Tim Pratt has a gift for description that brings his surreal fantasy to life, depicting a mystical western realm where you can feel the heat beating down on you, and teasing about plots and characters from a non-existent comic book you wish you could read. From the fun-loving frivolity of college students having a night out on the town to the slow-burning madness of those losing their grip on reality, Mr. Pratt gives readers a glimpse into each of his character’s psyches, bringing them into sharp focus as fully breathing human beings we either love or hate.
Unfortunately, with the exception of Marzi, the heroes turn out to be less likable—and certainly less interesting—than the villains. Lindsay in particular is rather annoying. She’s a pushy personality who comes across as more intrusive than supportive in her friendship with Marzi, such as when she invited herself along on Marzi and Jonathan’s date to cheer herself up. As a character, she just tries too hard to be liked. Sure, she has a couple of lines that make you grin, but if Lindsay is meant to be a comic relief sidekick, then she shouldn’t be upstaging the protagonist at every opportunity.
Jonathan doesn’t fare much better. He’s your typical tall, dark, and handsome stranger with an aura of mystery, and the implied romance between him and Marzi never really clicks. Maybe that’s because they’re rarely alone as Lindsay always seems to be hanging around like a third wheel.
However, the novel’s villains really get to shine. It’s fun watching Beej’s sanity disintegrate chapter by chapter, and Denis’ perfectly ordered (and imagined) sense of reality come apart at the seams. And despite its clichéd appearance, The Outlaw entity is a unique creation, a force of nature with malicious intent, possessing a hatred of humanity that is understandable from the natural world’s point of view.
Marzi is a believable heroine, whose heroism is hard won. The catalyst that fueled her imagination to create “Rangergirl” also exposed her vulnerabilities. Her journey to overcome her personal crisis and develop the strength to surpass her own creation and become a warrior in her own right is more heroic than her final confrontation against The Outlaw.
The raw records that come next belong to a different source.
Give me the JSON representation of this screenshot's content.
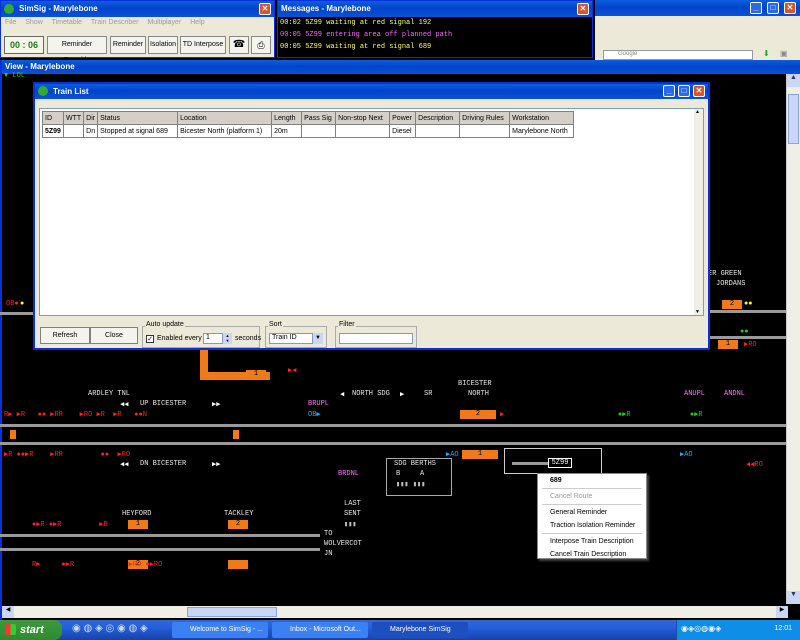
{
  "main_window": {
    "title": "SimSig - Marylebone",
    "menu": [
      "File",
      "Show",
      "Timetable",
      "Train Describer",
      "Multiplayer",
      "Help"
    ],
    "clock": "00 : 06",
    "toolbar": [
      "Reminder Override",
      "Reminder",
      "Isolation",
      "TD Interpose"
    ]
  },
  "messages": {
    "title": "Messages - Marylebone",
    "lines": [
      {
        "text": "00:02 5Z99 waiting at red signal 192",
        "color": "#ffff66"
      },
      {
        "text": "00:05 5Z99 entering area off planned path",
        "color": "#ff66ff"
      },
      {
        "text": "00:05 5Z99 waiting at red signal 689",
        "color": "#ffff66"
      }
    ]
  },
  "browser_strip": {
    "search_text": "Google"
  },
  "view_window": {
    "title": "View - Marylebone"
  },
  "train_list": {
    "title": "Train List",
    "columns": [
      "ID",
      "WTT",
      "Dir",
      "Status",
      "Location",
      "Length",
      "Pass Sig",
      "Non-stop Next",
      "Power",
      "Description",
      "Driving Rules",
      "Workstation"
    ],
    "rows": [
      [
        "5Z99",
        "",
        "Dn",
        "Stopped at signal 689",
        "Bicester North (platform 1)",
        "20m",
        "",
        "",
        "Diesel",
        "",
        "",
        "Marylebone North"
      ]
    ],
    "refresh_label": "Refresh",
    "close_label": "Close",
    "auto_update_label": "Auto update",
    "enabled_label": "Enabled every",
    "interval": "1",
    "seconds_label": "seconds",
    "sort_label": "Sort",
    "sort_value": "Train ID",
    "filter_label": "Filter",
    "filter_value": ""
  },
  "map_labels": {
    "ardley": "ARDLEY TNL",
    "up_bicester": "UP BICESTER",
    "dn_bicester": "DN BICESTER",
    "north_sdg": "NORTH SDG",
    "sr": "SR",
    "bicester_north_1": "BICESTER",
    "bicester_north_2": "NORTH",
    "bupl": "BRUPL",
    "brdnl": "BRDNL",
    "anupl": "ANUPL",
    "andnl": "ANDNL",
    "sdg_berths": "SDG BERTHS",
    "berth_b": "B",
    "berth_a": "A",
    "heyford": "HEYFORD",
    "tackley": "TACKLEY",
    "last_sent_1": "LAST",
    "last_sent_2": "SENT",
    "to_wolvercot_1": "TO",
    "to_wolvercot_2": "WOLVERCOT",
    "to_wolvercot_3": "JN",
    "green_1": "ER GREEN",
    "green_2": "JORDANS",
    "berth_2a": "2",
    "berth_1a": "1",
    "berth_2b": "2",
    "berth_1b": "1",
    "berth_1c": "1",
    "berth_2c": "2",
    "berth_2d": "2",
    "berth_1d": "1",
    "train_id": "5Z99"
  },
  "context_menu": {
    "header": "689",
    "items": [
      {
        "label": "Cancel Route",
        "enabled": false
      },
      {
        "label": "General Reminder",
        "enabled": true
      },
      {
        "label": "Traction Isolation Reminder",
        "enabled": true
      },
      {
        "label": "Interpose Train Description",
        "enabled": true
      },
      {
        "label": "Cancel Train Description",
        "enabled": true
      }
    ]
  },
  "taskbar": {
    "start": "start",
    "tasks": [
      "Welcome to SimSig - ...",
      "Inbox - Microsoft Out...",
      "Marylebone SimSig"
    ],
    "clock": "12:01"
  },
  "colors": {
    "xp_blue": "#0a52d8",
    "berth_orange": "#f07a1a",
    "signal_red": "#ff2020",
    "signal_yellow": "#ffff00",
    "signal_green": "#22cc22"
  }
}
Now of course, I want to see an actual Rangergirl comic book. I believe there’s a lot of potential for an ongoing series. Mr. Pratt has created a world worth exploring with Rangergirl and her ghost horse Abacus (with a talent for arithmetic) facing down the likes of Comanche demons riding monstrous beasts, giant dung beetles, skeleton buffalo stampedes, rain barrel sea serpents, mad scientific rainmakers, and the ever present threat of The Outlaw wielding his Colt .45 Warmakers. Hopefully some comic book publisher will agree with me.
The Strange Adventures of Rangergirl is a fun, fantastic read that’s definitely a keeper on the shelves of my book corral.
Kudos must also be given to cover designer Jamie S. Warren Youll, cover illustrator Michael Koelsch, and book designer Helene Berinksy. From the Sergio Leone inspired visual close-up of Rangergirl’s hand hovering over her holstered gun with The Outlaw standing in the desert-colored distance and the Western-styled fonts to the faux creases and tears across the cover and the cowboy paraphernalia pictured throughout the book at the beginning of each chapter, this great looking novel was obviously put together with a lot of thought, care, and faith in the quality of Mr. Pratt’s story.